On Background Bias of Post-Hoc Concept Embeddings in Computer Vision DNNs
Gesina Schwalbe, Georgii Mikriukov, Edgar Heinert, Stavros Gerolymatos, Mert Keser, Alois Knoll, Matthias Rottmann, Annika Mütze
TL;DR
This work interrogates whether post-hoc concept embeddings used in concept-based XAI for computer vision are biased by image backgrounds. It introduces three low-cost background-randomization techniques—image pasting with Places205 backgrounds, Voronoi-patched backgrounds, and diffusion-generated backgrounds—to test robustness and to train CE representations. Across >50 concepts, two data sets, and seven architectures, the study finds notable background biases (e.g., road scenes degrade animal concept segmentation) and shows that background-randomized training improves background robustness, with LoCE and its globalized variant (GloCE) often outperform baseline Net2Vec. The results demonstrate a practical workflow for bias discovery and mitigation in post-hoc C-XAI, suggesting that even cheap interventions can significantly enhance the reliability of explanations in safety-critical CV tasks.
Abstract
The thriving research field of concept-based explainable artificial intelligence (C-XAI) investigates how human-interpretable semantic concepts embed in the latent spaces of deep neural networks (DNNs). Post-hoc approaches therein use a set of examples to specify a concept, and determine its embeddings in DNN latent space using data driven techniques. This proved useful to uncover biases between different target (foreground or concept) classes. However, given that the background is mostly uncontrolled during training, an important question has been left unattended so far: Are/to what extent are state-of-the-art, data-driven post-hoc C-XAI approaches themselves prone to biases with respect to their backgrounds? E.g., wild animals mostly occur against vegetation backgrounds, and they seldom appear on roads. Even simple and robust C-XAI methods might abuse this shortcut for enhanced performance. A dangerous performance degradation of the concept-corner cases of animals on the road could thus remain undiscovered.
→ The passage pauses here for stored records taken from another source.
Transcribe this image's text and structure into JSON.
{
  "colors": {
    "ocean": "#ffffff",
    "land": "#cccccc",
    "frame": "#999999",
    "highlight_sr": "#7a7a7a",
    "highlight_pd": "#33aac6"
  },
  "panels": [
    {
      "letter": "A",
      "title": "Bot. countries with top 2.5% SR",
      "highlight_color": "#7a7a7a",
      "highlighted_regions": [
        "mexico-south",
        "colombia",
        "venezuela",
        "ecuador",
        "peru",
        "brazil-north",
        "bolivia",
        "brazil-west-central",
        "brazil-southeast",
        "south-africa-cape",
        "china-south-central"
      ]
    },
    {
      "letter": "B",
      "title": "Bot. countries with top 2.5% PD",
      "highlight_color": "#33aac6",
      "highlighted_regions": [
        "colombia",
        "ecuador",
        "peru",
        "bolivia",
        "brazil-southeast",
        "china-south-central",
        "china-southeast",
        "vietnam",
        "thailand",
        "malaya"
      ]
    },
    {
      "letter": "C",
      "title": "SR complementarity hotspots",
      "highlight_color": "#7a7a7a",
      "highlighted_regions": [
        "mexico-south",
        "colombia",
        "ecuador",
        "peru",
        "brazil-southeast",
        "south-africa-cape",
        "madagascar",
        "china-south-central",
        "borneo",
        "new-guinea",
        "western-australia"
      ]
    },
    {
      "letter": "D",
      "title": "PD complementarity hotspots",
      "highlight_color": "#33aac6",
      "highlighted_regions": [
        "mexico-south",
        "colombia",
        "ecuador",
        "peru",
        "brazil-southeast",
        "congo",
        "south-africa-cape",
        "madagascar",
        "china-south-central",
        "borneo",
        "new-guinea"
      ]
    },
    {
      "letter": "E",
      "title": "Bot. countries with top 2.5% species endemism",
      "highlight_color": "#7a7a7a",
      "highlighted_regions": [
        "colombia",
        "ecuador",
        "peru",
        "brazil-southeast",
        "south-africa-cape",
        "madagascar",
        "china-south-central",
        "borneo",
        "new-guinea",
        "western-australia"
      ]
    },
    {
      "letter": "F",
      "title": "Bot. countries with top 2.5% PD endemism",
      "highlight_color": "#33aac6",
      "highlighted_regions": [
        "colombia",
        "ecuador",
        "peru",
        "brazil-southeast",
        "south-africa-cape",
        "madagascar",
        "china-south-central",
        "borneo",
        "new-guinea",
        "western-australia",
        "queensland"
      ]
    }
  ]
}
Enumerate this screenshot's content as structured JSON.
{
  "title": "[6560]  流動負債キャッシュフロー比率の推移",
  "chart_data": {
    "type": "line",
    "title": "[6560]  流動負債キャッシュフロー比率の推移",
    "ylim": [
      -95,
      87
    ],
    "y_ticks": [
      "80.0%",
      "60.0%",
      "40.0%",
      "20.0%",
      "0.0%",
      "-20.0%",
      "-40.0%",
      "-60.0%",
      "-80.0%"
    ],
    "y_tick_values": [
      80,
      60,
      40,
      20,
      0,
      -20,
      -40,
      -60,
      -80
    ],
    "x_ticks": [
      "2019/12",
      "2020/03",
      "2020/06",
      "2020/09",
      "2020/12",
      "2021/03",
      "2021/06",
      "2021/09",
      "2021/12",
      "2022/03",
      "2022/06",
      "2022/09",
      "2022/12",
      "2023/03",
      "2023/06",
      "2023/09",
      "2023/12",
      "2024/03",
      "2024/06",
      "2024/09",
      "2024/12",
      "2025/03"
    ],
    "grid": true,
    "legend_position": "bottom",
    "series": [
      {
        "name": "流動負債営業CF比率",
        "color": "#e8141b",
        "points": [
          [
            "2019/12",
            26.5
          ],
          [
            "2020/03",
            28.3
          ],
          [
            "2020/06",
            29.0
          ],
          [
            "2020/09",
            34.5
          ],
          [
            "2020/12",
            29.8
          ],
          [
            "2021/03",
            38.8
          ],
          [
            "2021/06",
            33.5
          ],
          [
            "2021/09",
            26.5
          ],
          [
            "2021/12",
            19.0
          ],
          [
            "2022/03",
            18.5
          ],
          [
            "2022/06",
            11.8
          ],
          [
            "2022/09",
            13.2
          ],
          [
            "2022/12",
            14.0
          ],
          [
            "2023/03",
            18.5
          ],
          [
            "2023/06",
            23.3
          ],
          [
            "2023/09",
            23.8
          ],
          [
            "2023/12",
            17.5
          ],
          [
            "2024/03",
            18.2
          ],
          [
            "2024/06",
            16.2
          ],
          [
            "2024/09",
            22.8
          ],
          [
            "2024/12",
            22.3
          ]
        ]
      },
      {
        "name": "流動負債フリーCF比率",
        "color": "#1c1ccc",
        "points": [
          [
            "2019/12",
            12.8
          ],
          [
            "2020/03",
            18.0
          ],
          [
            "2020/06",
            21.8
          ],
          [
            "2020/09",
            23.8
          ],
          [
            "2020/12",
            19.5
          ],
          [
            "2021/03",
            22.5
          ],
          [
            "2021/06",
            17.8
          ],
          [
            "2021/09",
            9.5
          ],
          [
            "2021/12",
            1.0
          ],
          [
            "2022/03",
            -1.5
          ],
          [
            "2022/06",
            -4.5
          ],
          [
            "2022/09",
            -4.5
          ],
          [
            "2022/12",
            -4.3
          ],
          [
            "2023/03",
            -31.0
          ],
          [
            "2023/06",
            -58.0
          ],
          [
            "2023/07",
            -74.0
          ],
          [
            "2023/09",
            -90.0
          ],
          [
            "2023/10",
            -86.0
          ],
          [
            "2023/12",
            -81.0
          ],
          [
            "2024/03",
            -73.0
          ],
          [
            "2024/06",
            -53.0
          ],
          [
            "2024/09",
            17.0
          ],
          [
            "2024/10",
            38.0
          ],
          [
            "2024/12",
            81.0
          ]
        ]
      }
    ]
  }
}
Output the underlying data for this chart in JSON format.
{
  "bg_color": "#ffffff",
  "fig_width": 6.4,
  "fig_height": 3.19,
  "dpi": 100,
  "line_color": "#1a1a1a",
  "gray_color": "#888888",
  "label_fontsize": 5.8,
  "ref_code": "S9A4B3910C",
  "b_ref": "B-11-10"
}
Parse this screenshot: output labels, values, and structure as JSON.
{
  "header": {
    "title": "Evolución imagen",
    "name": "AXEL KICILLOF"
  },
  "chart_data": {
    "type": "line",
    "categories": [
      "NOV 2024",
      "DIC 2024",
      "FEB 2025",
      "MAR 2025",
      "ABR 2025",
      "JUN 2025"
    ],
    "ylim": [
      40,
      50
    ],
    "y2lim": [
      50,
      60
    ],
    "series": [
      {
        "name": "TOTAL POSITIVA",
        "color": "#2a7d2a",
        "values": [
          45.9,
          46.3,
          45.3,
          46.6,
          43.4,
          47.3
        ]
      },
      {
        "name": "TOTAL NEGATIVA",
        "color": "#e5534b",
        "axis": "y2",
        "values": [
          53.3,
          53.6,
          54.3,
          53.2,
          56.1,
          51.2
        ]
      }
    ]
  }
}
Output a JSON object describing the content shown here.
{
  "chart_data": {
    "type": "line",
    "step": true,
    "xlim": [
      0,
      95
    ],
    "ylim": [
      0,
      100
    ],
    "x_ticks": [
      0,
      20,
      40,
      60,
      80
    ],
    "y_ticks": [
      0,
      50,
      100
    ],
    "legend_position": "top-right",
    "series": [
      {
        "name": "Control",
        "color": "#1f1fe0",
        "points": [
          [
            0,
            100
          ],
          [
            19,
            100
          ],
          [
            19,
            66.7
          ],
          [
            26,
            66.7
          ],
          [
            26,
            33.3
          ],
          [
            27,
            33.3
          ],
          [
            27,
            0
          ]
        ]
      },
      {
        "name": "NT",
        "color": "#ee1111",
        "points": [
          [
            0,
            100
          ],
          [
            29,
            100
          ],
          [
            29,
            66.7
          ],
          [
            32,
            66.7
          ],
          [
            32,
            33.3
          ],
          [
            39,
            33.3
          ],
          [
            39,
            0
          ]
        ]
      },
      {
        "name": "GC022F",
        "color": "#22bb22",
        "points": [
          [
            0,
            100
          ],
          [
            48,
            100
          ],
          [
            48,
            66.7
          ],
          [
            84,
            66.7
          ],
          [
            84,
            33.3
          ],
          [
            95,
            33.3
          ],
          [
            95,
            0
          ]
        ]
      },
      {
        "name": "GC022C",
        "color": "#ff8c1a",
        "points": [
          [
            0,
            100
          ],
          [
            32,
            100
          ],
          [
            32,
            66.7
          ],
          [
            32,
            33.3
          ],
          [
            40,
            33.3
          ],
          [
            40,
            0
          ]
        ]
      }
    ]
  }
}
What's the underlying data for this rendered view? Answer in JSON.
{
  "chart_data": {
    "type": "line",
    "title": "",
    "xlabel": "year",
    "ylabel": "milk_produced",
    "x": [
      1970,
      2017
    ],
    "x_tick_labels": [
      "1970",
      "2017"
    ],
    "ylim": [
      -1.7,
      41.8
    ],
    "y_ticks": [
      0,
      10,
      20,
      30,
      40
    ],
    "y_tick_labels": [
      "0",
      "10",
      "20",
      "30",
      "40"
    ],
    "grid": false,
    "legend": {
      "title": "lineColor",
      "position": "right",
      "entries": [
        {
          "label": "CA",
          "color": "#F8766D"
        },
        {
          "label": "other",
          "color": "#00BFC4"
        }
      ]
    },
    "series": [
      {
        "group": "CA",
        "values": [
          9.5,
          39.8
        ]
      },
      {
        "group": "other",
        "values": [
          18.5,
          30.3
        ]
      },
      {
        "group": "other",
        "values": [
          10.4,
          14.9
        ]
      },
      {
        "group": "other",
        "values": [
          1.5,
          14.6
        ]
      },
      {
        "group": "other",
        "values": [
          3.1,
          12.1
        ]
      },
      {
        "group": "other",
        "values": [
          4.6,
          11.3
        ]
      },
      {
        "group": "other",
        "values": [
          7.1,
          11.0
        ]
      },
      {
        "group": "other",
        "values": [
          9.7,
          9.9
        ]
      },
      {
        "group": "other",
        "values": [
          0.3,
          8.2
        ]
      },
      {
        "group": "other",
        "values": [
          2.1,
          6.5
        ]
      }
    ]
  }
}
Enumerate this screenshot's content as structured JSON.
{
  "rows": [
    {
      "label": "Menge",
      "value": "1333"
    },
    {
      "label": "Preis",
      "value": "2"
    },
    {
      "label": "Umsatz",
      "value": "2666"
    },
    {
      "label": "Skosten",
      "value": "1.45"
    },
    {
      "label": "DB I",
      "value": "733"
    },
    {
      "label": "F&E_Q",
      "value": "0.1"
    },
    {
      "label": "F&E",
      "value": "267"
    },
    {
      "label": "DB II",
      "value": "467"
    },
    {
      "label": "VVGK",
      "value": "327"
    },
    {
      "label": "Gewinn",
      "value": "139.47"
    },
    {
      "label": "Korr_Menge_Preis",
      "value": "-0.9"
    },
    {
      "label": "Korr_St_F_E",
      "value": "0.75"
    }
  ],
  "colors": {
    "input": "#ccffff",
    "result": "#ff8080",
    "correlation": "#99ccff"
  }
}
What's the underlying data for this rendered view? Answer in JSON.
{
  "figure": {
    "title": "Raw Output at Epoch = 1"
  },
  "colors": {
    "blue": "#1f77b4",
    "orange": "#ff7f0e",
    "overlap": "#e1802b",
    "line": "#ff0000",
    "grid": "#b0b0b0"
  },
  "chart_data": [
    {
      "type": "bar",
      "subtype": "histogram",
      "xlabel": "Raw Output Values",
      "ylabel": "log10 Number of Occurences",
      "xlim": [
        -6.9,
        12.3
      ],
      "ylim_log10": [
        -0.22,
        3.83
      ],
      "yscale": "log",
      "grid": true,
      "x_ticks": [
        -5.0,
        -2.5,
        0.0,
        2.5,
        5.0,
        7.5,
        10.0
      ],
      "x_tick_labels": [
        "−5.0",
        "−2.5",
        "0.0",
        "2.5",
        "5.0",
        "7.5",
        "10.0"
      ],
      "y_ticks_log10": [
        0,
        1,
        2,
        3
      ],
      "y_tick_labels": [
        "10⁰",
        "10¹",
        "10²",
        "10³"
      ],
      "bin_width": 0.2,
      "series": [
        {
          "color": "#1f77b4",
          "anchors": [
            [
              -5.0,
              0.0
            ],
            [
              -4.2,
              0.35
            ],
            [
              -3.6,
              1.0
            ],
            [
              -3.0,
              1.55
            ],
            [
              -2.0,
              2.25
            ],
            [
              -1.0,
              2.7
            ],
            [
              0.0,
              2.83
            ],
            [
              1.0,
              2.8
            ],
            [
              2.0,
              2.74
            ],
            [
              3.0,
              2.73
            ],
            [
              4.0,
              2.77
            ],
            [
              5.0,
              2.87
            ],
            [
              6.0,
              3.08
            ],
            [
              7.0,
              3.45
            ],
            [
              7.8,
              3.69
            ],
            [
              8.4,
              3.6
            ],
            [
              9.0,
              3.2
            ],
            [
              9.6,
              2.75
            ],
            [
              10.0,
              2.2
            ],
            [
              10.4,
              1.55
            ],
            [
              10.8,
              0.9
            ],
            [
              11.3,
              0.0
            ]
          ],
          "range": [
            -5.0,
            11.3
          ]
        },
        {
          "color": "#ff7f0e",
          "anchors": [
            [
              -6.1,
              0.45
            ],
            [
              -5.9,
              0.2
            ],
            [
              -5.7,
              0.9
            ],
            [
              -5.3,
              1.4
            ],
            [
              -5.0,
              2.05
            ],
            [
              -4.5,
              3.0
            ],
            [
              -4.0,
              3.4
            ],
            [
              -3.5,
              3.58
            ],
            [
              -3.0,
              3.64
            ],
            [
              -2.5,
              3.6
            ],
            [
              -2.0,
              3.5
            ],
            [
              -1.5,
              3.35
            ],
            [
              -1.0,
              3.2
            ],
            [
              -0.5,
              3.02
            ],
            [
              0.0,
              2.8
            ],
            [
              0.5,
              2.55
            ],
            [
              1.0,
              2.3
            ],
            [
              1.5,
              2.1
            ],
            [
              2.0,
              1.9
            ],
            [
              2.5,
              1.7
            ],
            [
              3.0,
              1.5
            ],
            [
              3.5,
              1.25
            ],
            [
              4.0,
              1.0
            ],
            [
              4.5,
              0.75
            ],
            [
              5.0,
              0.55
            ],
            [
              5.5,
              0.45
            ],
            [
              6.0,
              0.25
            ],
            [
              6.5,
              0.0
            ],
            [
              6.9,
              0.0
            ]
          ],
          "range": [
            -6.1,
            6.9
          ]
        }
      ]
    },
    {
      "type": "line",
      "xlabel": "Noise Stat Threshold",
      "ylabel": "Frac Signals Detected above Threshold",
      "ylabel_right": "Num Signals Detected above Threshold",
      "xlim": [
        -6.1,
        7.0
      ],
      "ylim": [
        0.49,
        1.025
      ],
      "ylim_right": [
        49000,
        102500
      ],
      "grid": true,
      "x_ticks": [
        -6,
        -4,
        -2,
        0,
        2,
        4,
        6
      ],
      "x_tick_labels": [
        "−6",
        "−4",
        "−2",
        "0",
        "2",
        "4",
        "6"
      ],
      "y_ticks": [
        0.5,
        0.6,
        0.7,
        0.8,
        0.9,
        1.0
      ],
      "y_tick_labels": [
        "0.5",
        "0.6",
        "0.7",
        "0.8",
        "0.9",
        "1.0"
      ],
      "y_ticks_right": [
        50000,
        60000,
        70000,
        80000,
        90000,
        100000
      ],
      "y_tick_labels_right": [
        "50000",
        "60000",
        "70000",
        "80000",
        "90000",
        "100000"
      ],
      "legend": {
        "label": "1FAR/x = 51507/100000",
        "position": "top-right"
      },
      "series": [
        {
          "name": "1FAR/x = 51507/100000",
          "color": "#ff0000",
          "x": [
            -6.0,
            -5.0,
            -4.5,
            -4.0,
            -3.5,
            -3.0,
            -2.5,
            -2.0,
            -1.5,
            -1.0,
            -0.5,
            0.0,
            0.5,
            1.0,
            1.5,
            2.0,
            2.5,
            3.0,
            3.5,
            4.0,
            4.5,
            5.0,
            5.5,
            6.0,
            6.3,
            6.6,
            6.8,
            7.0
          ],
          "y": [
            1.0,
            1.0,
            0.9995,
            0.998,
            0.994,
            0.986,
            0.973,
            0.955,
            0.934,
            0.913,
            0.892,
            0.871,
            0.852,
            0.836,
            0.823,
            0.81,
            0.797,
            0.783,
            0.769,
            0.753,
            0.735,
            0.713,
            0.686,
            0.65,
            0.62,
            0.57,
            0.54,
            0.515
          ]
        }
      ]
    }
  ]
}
This work validates and thoroughly confirms that established Net2Vec-based concept segmentation techniques frequently capture background biases, including alarming ones, such as underperformance on road scenes. For the analysis, we compare 3 established techniques from the domain of background randomization on >50 concepts from 2 datasets, and 7 diverse DNN architectures. Our results indicate that even low-cost setups can provide both valuable insight and improved background robustness.